Under tightening monetary pressures from central banks, Bitcoin (BTC-USD) is trading like “an overpriced tech stock,” as one analyst noted. That could potentially mean poor performance for the next few months.
Bitcoin began trading this week above $40,400 Sunday before its correction early Monday morning where it slipped below $39,000 during Asian trading hours. After recovering Monday, the largest cryptocurrency briefly wafted above $42,000 before settling back at $41,168 Wednesday afternoon.
Meanwhile, the global market capitalization for all crypto assets currently holds $1.90 trillion, a 2% increase over the past month from $1.85 trillion, according to Coinmarketcap.
No one really knows how Bitcoin, which represents 40% of the total crypto market, will perform relative to the stocks during this cycle of monetary tightening. One analyst projects the next few months could be rocky given how technology stocks dropped amid the Fed’s previous tightening cycle.
On major centralized crypto exchanges, the buyer interest for Bitcoin has waned to a 10-month low, according to a report from blockchain research firm Kaiko.
Last week’s trading volume for blue chip cryptocurrencies, Bitcoin and Ether (ETH-USD), hit its lowest level since June 2021.
More concerning to analysts is the ever increasing correlation between cryptocurrencies and risk-on technology stocks best captured through the Nasdaq. Netflix is down more than 35% after reporting earnings Tuesday that showed it lost subscribers for the first time in 10 years. Citing easing pandemic restrictions for the drop, some analysts are beginning to see it as the latest swan song for the sector with the Nasdaq Composite having sold off by 15% so far this year.
“The tech sector has had a rough year as a result of the drastically changing interest rate environment and results like those from Netflix don’t help,” Oanda analyst Craig Erlam wrote in a Wednesday research note.
Amid the sell-off, Bitcoin’s 30-day correlation to tech stocks has climbed to highs not seen since the pandemic boosted technology earnings in July 2020, according to Vetle Lunde, an analyst with digital asset manager, Arcane Research.
Bitcoin’s 10- and 30-day correlation to the Nasdaq index has been rising through 2022. Currently at 0.7, a correlation of 1 signals that Bitcoin and the Nasdaq index perform in lockstep. At the same time, its trajectory with gold and the strengthening U.S. dollar has turned negative.
During monetary tightening, tech’s drawdown can be linked to rising interest rates, which makes borrowing money more expensive. The outcome means they will have less potential capital to grow their business.
But as Lunde points out, Bitcoin doesn’t report earnings so it shouldn’t be expected to sell off amid rising interest rates and, therefore, its correlation to tech should be temporary.
Lunde told Yahoo Finance that the correlation between the two “is likely caused by [algorithmic] traders bundling BTC with tech, leading correlations to grow, in addition to investors seeking to de-allocate from both BTC and Nasdaq in order to de-risk under the uncertain regime.”
Sean Farrell, vice president of digital asset strategy with Fundstrat, also noted the increasing correlation between Bitcoin and tech last week in a research report.
If Bitcoin continues to trade like a “overpriced tech stock” during a fast tightening cycle such as now, Farrell projected the asset could see a steeper sell-off over the next couple of months as the Federal Reserve begins to “trim its balance sheet.”
Using the performance of the Invesco ETF (QQQ), which closely tracks the Nasdaq, Farrell observed that tech stocks continued to see gains in a rising interest rate environment during the Federal Reserve’s previous hiking cycle from 2017 to 2019.
However, “it was when rate increases were coupled with acceleration of quantitative tightening that QQQ experienced a massive drawdown,” he explained to Yahoo Finance.

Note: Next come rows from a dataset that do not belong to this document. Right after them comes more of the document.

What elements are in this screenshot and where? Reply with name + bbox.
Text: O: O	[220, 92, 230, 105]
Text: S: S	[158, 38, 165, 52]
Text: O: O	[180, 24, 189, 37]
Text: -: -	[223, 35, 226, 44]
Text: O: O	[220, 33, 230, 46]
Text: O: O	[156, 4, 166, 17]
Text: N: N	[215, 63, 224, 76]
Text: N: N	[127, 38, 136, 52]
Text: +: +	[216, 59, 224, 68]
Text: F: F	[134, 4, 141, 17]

While it can be difficult to pinpoint what quantitative tightening will do to the market this cycle, Farrell warned the consequence of reduced liquidity’s impact on tech could drag down Bitcoin if the correlation doesn’t break.

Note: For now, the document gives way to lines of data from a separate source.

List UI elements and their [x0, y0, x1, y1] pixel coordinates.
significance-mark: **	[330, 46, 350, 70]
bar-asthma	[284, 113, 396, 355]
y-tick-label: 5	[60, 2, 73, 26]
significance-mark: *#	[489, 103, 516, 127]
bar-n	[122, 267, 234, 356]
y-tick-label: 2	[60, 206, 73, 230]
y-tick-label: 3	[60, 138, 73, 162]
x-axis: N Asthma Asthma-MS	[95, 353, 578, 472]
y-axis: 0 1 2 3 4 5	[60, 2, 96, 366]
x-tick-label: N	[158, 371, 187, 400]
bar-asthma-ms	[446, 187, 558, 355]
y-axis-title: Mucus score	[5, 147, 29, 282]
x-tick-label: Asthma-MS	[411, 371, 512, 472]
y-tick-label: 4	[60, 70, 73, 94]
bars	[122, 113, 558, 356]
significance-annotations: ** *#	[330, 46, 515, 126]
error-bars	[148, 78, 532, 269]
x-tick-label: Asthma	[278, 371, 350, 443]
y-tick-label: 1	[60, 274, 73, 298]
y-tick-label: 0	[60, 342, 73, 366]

“Given the macro set-up, I think we are poised for another challenging period of year-to-date lows. To that point, this year we’ve seen large buyer support for Bitcoin at the $33,000 to $35,000 level. I’m not sure that we venture too far beyond that,” Farrell added.
To be sure, both Farrell and Arcane Research’s Lunde aren’t convinced BTC’s high correlation with tech will persist.
Lunde suggested a break in correlation could come from a structural shift in the market such as “new companies exploring BTC related strategies, new esteemed investors touting bitcoin, or developments in nation-state adoption.”
Though Bitcoin’s value is an ever-moving target, ardent supporters most often liken it to digital gold. Early this month, Galaxy Research’s Alex Thorn told Yahoo Finance he considers it, “an option on a future where Bitcoin is treated like a digital gold-like commodity.”